Beyond Model Adaptation at Test Time: A Survey

TL;DR

This survey provides a comprehensive and systematic review on test-time adaptation, covering more than 400 recent papers, and categorizes existing methods into five distinct categories based on what component of the method is adjusted for test-time adaptation: the model, the inference, the normalization, the sample, or the prompt.

Abstract

Machine learning algorithms have achieved remarkable success across various disciplines, use cases and applications, under the prevailing assumption that training and test samples are drawn from the same distribution. Consequently, these algorithms struggle and become brittle even when samples in the test distribution start to deviate from the ones observed during training. Domain adaptation and domain generalization have been studied extensively as approaches to address distribution shifts across test and train domains, but each has its limitations.
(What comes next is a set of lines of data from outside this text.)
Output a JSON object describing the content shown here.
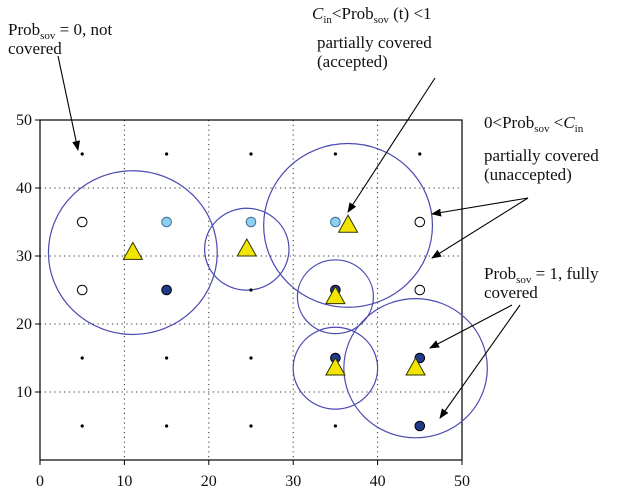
{
  "colors": {
    "axis": "#000000",
    "grid": "#333333",
    "circle_stroke": "#4a4ab0",
    "triangle_fill": "#f2e600",
    "triangle_stroke": "#333300",
    "dot_light": "#8fd0f0",
    "dot_dark": "#223a8c",
    "dot_empty": "#ffffff",
    "arrow": "#000000"
  },
  "chart_data": {
    "type": "scatter",
    "xlim": [
      0,
      50
    ],
    "ylim": [
      0,
      50
    ],
    "xticks": [
      0,
      10,
      20,
      30,
      40,
      50
    ],
    "yticks": [
      10,
      20,
      30,
      40,
      50
    ],
    "grid": true,
    "grid_points": [
      {
        "x": 5,
        "y": 45,
        "state": "not_covered"
      },
      {
        "x": 15,
        "y": 45,
        "state": "not_covered"
      },
      {
        "x": 25,
        "y": 45,
        "state": "not_covered"
      },
      {
        "x": 35,
        "y": 45,
        "state": "not_covered"
      },
      {
        "x": 45,
        "y": 45,
        "state": "not_covered"
      },
      {
        "x": 5,
        "y": 35,
        "state": "unaccepted"
      },
      {
        "x": 15,
        "y": 35,
        "state": "accepted"
      },
      {
        "x": 25,
        "y": 35,
        "state": "accepted"
      },
      {
        "x": 35,
        "y": 35,
        "state": "accepted"
      },
      {
        "x": 45,
        "y": 35,
        "state": "unaccepted"
      },
      {
        "x": 5,
        "y": 25,
        "state": "unaccepted"
      },
      {
        "x": 15,
        "y": 25,
        "state": "fully_covered"
      },
      {
        "x": 25,
        "y": 25,
        "state": "not_covered"
      },
      {
        "x": 35,
        "y": 25,
        "state": "fully_covered"
      },
      {
        "x": 45,
        "y": 25,
        "state": "unaccepted"
      },
      {
        "x": 5,
        "y": 15,
        "state": "not_covered"
      },
      {
        "x": 15,
        "y": 15,
        "state": "not_covered"
      },
      {
        "x": 25,
        "y": 15,
        "state": "not_covered"
      },
      {
        "x": 35,
        "y": 15,
        "state": "fully_covered"
      },
      {
        "x": 45,
        "y": 15,
        "state": "fully_covered"
      },
      {
        "x": 5,
        "y": 5,
        "state": "not_covered"
      },
      {
        "x": 15,
        "y": 5,
        "state": "not_covered"
      },
      {
        "x": 25,
        "y": 5,
        "state": "not_covered"
      },
      {
        "x": 35,
        "y": 5,
        "state": "not_covered"
      },
      {
        "x": 45,
        "y": 5,
        "state": "fully_covered"
      }
    ],
    "sensors": [
      {
        "x": 11,
        "y": 30.5
      },
      {
        "x": 24.5,
        "y": 31
      },
      {
        "x": 36.5,
        "y": 34.5
      },
      {
        "x": 35,
        "y": 24
      },
      {
        "x": 35,
        "y": 13.5
      },
      {
        "x": 44.5,
        "y": 13.5
      }
    ],
    "ranges": [
      {
        "cx": 11,
        "cy": 30.5,
        "r": 10
      },
      {
        "cx": 24.5,
        "cy": 31,
        "r": 5
      },
      {
        "cx": 36.5,
        "cy": 34.5,
        "r": 10
      },
      {
        "cx": 35,
        "cy": 24,
        "r": 4.5
      },
      {
        "cx": 35,
        "cy": 13.5,
        "r": 5
      },
      {
        "cx": 44.5,
        "cy": 13.5,
        "r": 8.5
      }
    ]
  },
  "annotations": {
    "not_covered": {
      "line1_prefix": "Prob",
      "line1_sub": "sov",
      "line1_suffix": " = 0, not",
      "line2": "covered"
    },
    "accepted": {
      "c": "C",
      "c_sub": "in",
      "lt1": "<Prob",
      "prob_sub": "sov",
      "t": " (t) ",
      "lt2": "<1",
      "line2": "partially covered",
      "line3": "(accepted)"
    },
    "unaccepted": {
      "zero": "0<Prob",
      "prob_sub": "sov",
      "lt": " <",
      "c": "C",
      "c_sub": "in",
      "line2": "partially covered",
      "line3": "(unaccepted)"
    },
    "fully": {
      "line1_prefix": "Prob",
      "line1_sub": "sov",
      "line1_suffix": " = 1, fully",
      "line2": "covered"
    }
  }
}
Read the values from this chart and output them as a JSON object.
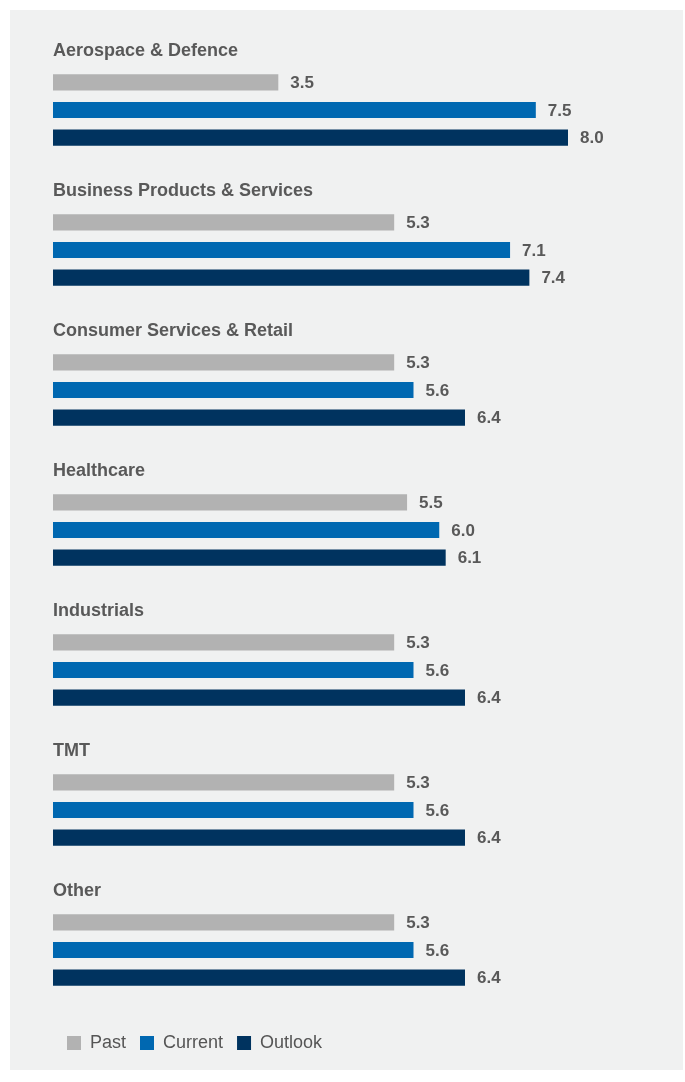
{
  "chart_data": {
    "type": "bar",
    "orientation": "horizontal",
    "legend": "bottom left",
    "tick_labels": "y",
    "categories": [
      "Aerospace & Defence",
      "Business Products & Services",
      "Consumer Services & Retail",
      "Healthcare",
      "Industrials",
      "TMT",
      "Other"
    ],
    "series": [
      {
        "name": "Past",
        "color": "#b2b2b2",
        "values": [
          3.5,
          5.3,
          5.3,
          5.5,
          5.3,
          5.3,
          5.3
        ],
        "value_labels": [
          "3.5",
          "5.3",
          "5.3",
          "5.5",
          "5.3",
          "5.3",
          "5.3"
        ]
      },
      {
        "name": "Current",
        "color": "#0068b1",
        "values": [
          7.5,
          7.1,
          5.6,
          6.0,
          5.6,
          5.6,
          5.6
        ],
        "value_labels": [
          "7.5",
          "7.1",
          "5.6",
          "6.0",
          "5.6",
          "5.6",
          "5.6"
        ]
      },
      {
        "name": "Outlook",
        "color": "#00335f",
        "values": [
          8.0,
          7.4,
          6.4,
          6.1,
          6.4,
          6.4,
          6.4
        ],
        "value_labels": [
          "8.0",
          "7.4",
          "6.4",
          "6.1",
          "6.4",
          "6.4",
          "6.4"
        ]
      }
    ]
  }
}
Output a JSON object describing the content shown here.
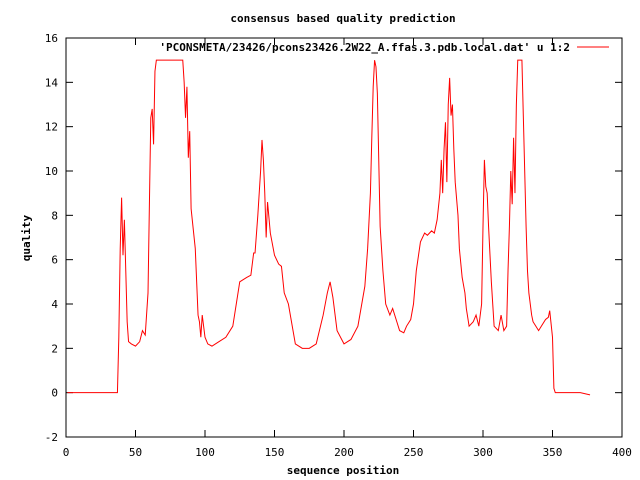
{
  "chart_data": {
    "type": "line",
    "title": "consensus based quality prediction",
    "xlabel": "sequence position",
    "ylabel": "quality",
    "xlim": [
      0,
      400
    ],
    "ylim": [
      -2,
      16
    ],
    "x_ticks": [
      0,
      50,
      100,
      150,
      200,
      250,
      300,
      350,
      400
    ],
    "y_ticks": [
      -2,
      0,
      2,
      4,
      6,
      8,
      10,
      12,
      14,
      16
    ],
    "grid": false,
    "legend_position": "top-right",
    "series": [
      {
        "name": "'PCONSMETA/23426/pcons23426.2W22_A.ffas.3.pdb.local.dat' u 1:2",
        "color": "#ff0000",
        "x": [
          1,
          37,
          38,
          39,
          40,
          41,
          42,
          43,
          44,
          45,
          47,
          50,
          53,
          55,
          57,
          59,
          60,
          61,
          62,
          63,
          64,
          65,
          66,
          67,
          70,
          75,
          80,
          84,
          85,
          86,
          87,
          88,
          89,
          90,
          93,
          95,
          96,
          97,
          98,
          100,
          102,
          105,
          110,
          115,
          120,
          125,
          130,
          133,
          135,
          136,
          138,
          140,
          141,
          142,
          143,
          144,
          145,
          147,
          150,
          153,
          155,
          157,
          160,
          165,
          170,
          175,
          180,
          185,
          188,
          190,
          192,
          195,
          200,
          205,
          210,
          215,
          217,
          219,
          220,
          221,
          222,
          223,
          224,
          225,
          226,
          228,
          230,
          233,
          235,
          238,
          240,
          243,
          245,
          248,
          250,
          252,
          255,
          258,
          260,
          263,
          265,
          267,
          269,
          270,
          271,
          272,
          273,
          274,
          275,
          276,
          277,
          278,
          279,
          280,
          282,
          283,
          285,
          287,
          288,
          290,
          293,
          295,
          297,
          299,
          300,
          301,
          302,
          303,
          304,
          306,
          308,
          311,
          313,
          315,
          317,
          318,
          319,
          320,
          321,
          322,
          323,
          324,
          325,
          326,
          327,
          328,
          329,
          330,
          331,
          332,
          333,
          335,
          336,
          338,
          340,
          342,
          345,
          347,
          348,
          350,
          351,
          352,
          353,
          360,
          370,
          377
        ],
        "y": [
          0,
          0,
          2.5,
          6.5,
          8.8,
          6.2,
          7.8,
          5.5,
          3.2,
          2.3,
          2.2,
          2.1,
          2.3,
          2.8,
          2.6,
          4.5,
          8.5,
          12.4,
          12.8,
          11.2,
          14.5,
          15,
          15,
          15,
          15,
          15,
          15,
          15,
          14,
          12.4,
          13.8,
          10.6,
          11.8,
          8.3,
          6.5,
          3.5,
          3.2,
          2.5,
          3.5,
          2.5,
          2.2,
          2.1,
          2.3,
          2.5,
          3.0,
          5.0,
          5.2,
          5.3,
          6.3,
          6.3,
          8.0,
          10.0,
          11.4,
          10.5,
          9.0,
          7.0,
          8.6,
          7.2,
          6.2,
          5.8,
          5.7,
          4.5,
          4.0,
          2.2,
          2.0,
          2.0,
          2.2,
          3.5,
          4.5,
          5.0,
          4.3,
          2.8,
          2.2,
          2.4,
          3.0,
          4.8,
          6.5,
          9.0,
          11.5,
          13.8,
          15,
          14.7,
          13.5,
          10.5,
          7.5,
          5.5,
          4.0,
          3.5,
          3.8,
          3.2,
          2.8,
          2.7,
          3.0,
          3.3,
          4.0,
          5.5,
          6.8,
          7.2,
          7.1,
          7.3,
          7.2,
          7.8,
          9.0,
          10.5,
          9.0,
          11.0,
          12.2,
          9.5,
          13.0,
          14.2,
          12.5,
          13.0,
          11.0,
          9.5,
          8.0,
          6.5,
          5.2,
          4.5,
          3.8,
          3.0,
          3.2,
          3.5,
          3.0,
          4.0,
          7.5,
          10.5,
          9.3,
          9.0,
          7.5,
          5.0,
          3.0,
          2.8,
          3.5,
          2.8,
          3.0,
          5.5,
          7.5,
          10.0,
          8.5,
          11.5,
          9.0,
          13.0,
          15,
          15,
          15,
          15,
          12.5,
          10.0,
          7.5,
          5.5,
          4.5,
          3.5,
          3.2,
          3.0,
          2.8,
          3.0,
          3.3,
          3.4,
          3.7,
          2.5,
          0.2,
          0,
          0,
          0,
          0,
          -0.1
        ]
      }
    ]
  }
}
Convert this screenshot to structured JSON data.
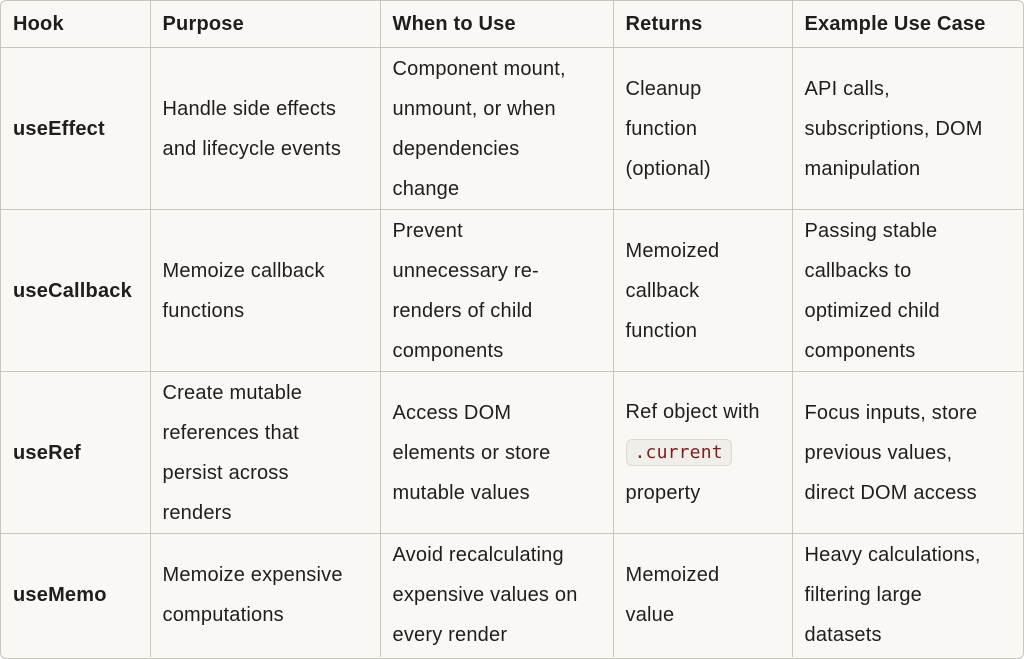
{
  "headers": [
    "Hook",
    "Purpose",
    "When to Use",
    "Returns",
    "Example Use Case"
  ],
  "rows": [
    {
      "hook": "useEffect",
      "purpose": [
        "Handle side effects",
        "and lifecycle events"
      ],
      "when": [
        "Component mount,",
        "unmount, or when",
        "dependencies",
        "change"
      ],
      "returns": [
        "Cleanup",
        "function",
        "(optional)"
      ],
      "example": [
        "API calls,",
        "subscriptions, DOM",
        "manipulation"
      ]
    },
    {
      "hook": "useCallback",
      "purpose": [
        "Memoize callback",
        "functions"
      ],
      "when": [
        "Prevent",
        "unnecessary re-",
        "renders of child",
        "components"
      ],
      "returns": [
        "Memoized",
        "callback",
        "function"
      ],
      "example": [
        "Passing stable",
        "callbacks to",
        "optimized child",
        "components"
      ]
    },
    {
      "hook": "useRef",
      "purpose": [
        "Create mutable",
        "references that",
        "persist across",
        "renders"
      ],
      "when": [
        "Access DOM",
        "elements or store",
        "mutable values"
      ],
      "returns": [
        "Ref object with",
        ".current",
        "property"
      ],
      "returns_code_line": 1,
      "example": [
        "Focus inputs, store",
        "previous values,",
        "direct DOM access"
      ]
    },
    {
      "hook": "useMemo",
      "purpose": [
        "Memoize expensive",
        "computations"
      ],
      "when": [
        "Avoid recalculating",
        "expensive values on",
        "every render"
      ],
      "returns": [
        "Memoized",
        "value"
      ],
      "example": [
        "Heavy calculations,",
        "filtering large",
        "datasets"
      ]
    }
  ]
}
Test-time adaptation, a recently emerging learning paradigm, combines the benefits of domain adaptation and domain generalization by training models only on source data and adapting them to target data during test-time inference. In this survey, we provide a comprehensive and systematic review on test-time adaptation, covering more than 400 recent papers. We structure our review by categorizing existing methods into five distinct categories based on what component of the method is adjusted for test-time adaptation: the model, the inference, the normalization, the sample, or the prompt, providing detailed analysis of each. We further discuss the various preparation and adaptation settings for methods within these categories, offering deeper insights into the effective deployment for the evaluation of distribution shifts and their real-world application in understanding images, video and 3D, as well as modalities beyond vision. We close the survey with an outlook on emerging research opportunities for test-time adaptation.

Figures (8)

• Figure 1: Five-year summary of test-time adaptation research works. Statistics collected from the seven highest-ranked AI conferences in Google Scholar: CVPR, NeurIPS, ICLR, ICML, ICCV, ECCV, and AAAI. This paper provides a survey on the steadily increasing number of research works.
• Figure 2: Learning frameworks that attack distribution shifts. (a) Domain adaptation addresses domain shifts by accessing both source and target data during training. (b) Domain generalization avoids the need for target samples during training, but lacks information on the target distribution during inference. (c) Source-free adaptation considers both by introducing an intermediate adaptation stage after source training and before inference. (d) Test-time adaptation achieves adaptation on target data along with inference. Test-time adaptation is the focus of this survey, it aims to adjust a source-trained model to target data without having any prior knowledge of the target data before the testing phase.
• Figure 3: Model adaptation. These methods gradually update their source-trained model by backpropagating a self-trained loss on target test data.
• Figure 4: Inference adaptation. These methods generate model parameters by an auxiliary model-inference module in a single-forward pass, without any back-propagation.
• Figure 5: Normalization adaptation. These methods adjust their normalization statistics while fixing source parameters.